A long way down

We used to have this little wall behind our house, when I was growing up. It was about 3 feet tall and made out of cement block. A lot of houses on the street had them. The reason, was because the street to our south had a higher elevation. So when the “backs” of the yards met, between Bruce Avenue, and Knecht Drive, we were three feet lower. Hence the wall.

Anyway, it was a great thing to play on. You can build amazing adventures with a wall like that, running the length of the street, in various capacities.

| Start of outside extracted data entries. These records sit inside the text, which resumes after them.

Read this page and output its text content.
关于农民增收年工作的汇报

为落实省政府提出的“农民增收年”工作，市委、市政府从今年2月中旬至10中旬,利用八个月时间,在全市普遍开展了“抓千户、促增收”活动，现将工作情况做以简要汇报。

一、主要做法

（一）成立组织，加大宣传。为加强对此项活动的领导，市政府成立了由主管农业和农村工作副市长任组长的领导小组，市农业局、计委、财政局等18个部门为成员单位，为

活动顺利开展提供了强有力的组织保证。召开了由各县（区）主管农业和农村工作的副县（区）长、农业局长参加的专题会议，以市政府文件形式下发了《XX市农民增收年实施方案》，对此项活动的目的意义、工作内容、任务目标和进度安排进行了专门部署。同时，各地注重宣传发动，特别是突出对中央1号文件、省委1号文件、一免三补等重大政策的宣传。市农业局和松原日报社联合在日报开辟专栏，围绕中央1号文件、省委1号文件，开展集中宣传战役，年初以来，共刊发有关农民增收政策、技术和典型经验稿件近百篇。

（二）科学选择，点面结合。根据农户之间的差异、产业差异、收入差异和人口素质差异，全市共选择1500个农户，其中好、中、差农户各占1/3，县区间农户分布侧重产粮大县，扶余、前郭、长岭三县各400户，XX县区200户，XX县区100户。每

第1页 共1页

Sometimes, I would jump off the wall and yell, “Geronimo!” Of course, I wasn’t alone in that famous “cry” as one jumps from something.

Yesterday, I caught a little bit of an old Humphrey Bogart movie. He was a paratrooper, and that was their vocal cue, as they jumped from the plane. “Geronimo.”

The tradition for this started just prior to WWII. In 1940, to be exact. The Army was still figuring out a strategy for dropping troops out of planes. It seems simple enough to me, but I guess they needed a playbook.

So. The night before the first test jump, a bunch of the soldiers started drinking and letting loose. They even got to see a movie before the bar party.  It was the 1939 film “Geronimo” (which starred Andy Devine and Chief Thundercloud.)

There they were drinking and cavorting after the movie. And one of the guys, a Private named Aubrey Eberhardt, started boasting that he wasn’t afraid of the jump. He commented on this because he was the tallest man in their unit. The jib-jabbing started about his bragging. The other guys said he would be so scared that he’d forget his name at the door. That was the deal. The troops were supposed to shout their name when they jumped. That was protocol.

So the next day, they were up in the plane. Everyone was doing great. Calling out their names and jumping. Then it was Eberhardt’s turn. When he got to the door, he decided to do them all one better. He shouted “Geronimo!” as he went out. And a new military tradition was born.

Back then, the Indians were still getting a bad rap. As such, some of the top military brass didn’t care for this new tradition. But some of the other higher-ups thought it demonstrated the bravery of the Apache chief.

I could write a whole book on Geronimo, the amazing leader and medicine man from the Bedonkohe band of the Apache tribe. He fought hard to keep the freedoms, the rights, and the lands of the Indians. He was the last holdout against American expansion to the West. Sadly.

And back to the jumping.
The military brass let the paratroopers keep the tradition.

From there, it kind of spread, like certain phrases do.
All the way to an eight-year-old girl, in the early 60’s, jumping off concrete walls, in Ohio.

And today. Maybe it is the spirit of Geronimo that reminds me why it is so important to stand up for our freedoms, and our human rights. Even when our very own government is threatening those rights.



“Wherever men and women are persecuted because of their race, religion, or political views, that place must — at that moment — become the center of the universe.”
― Elie Wiesel


“The rights of every man are diminished when the rights of one man are threatened.”
― John F. Kennedy


“Freedom means the supremacy of human rights everywhere. Our support goes to those who struggle to gain those rights and keep them. Our strength is our unity of purpose. To that high concept there can be no end save victory.”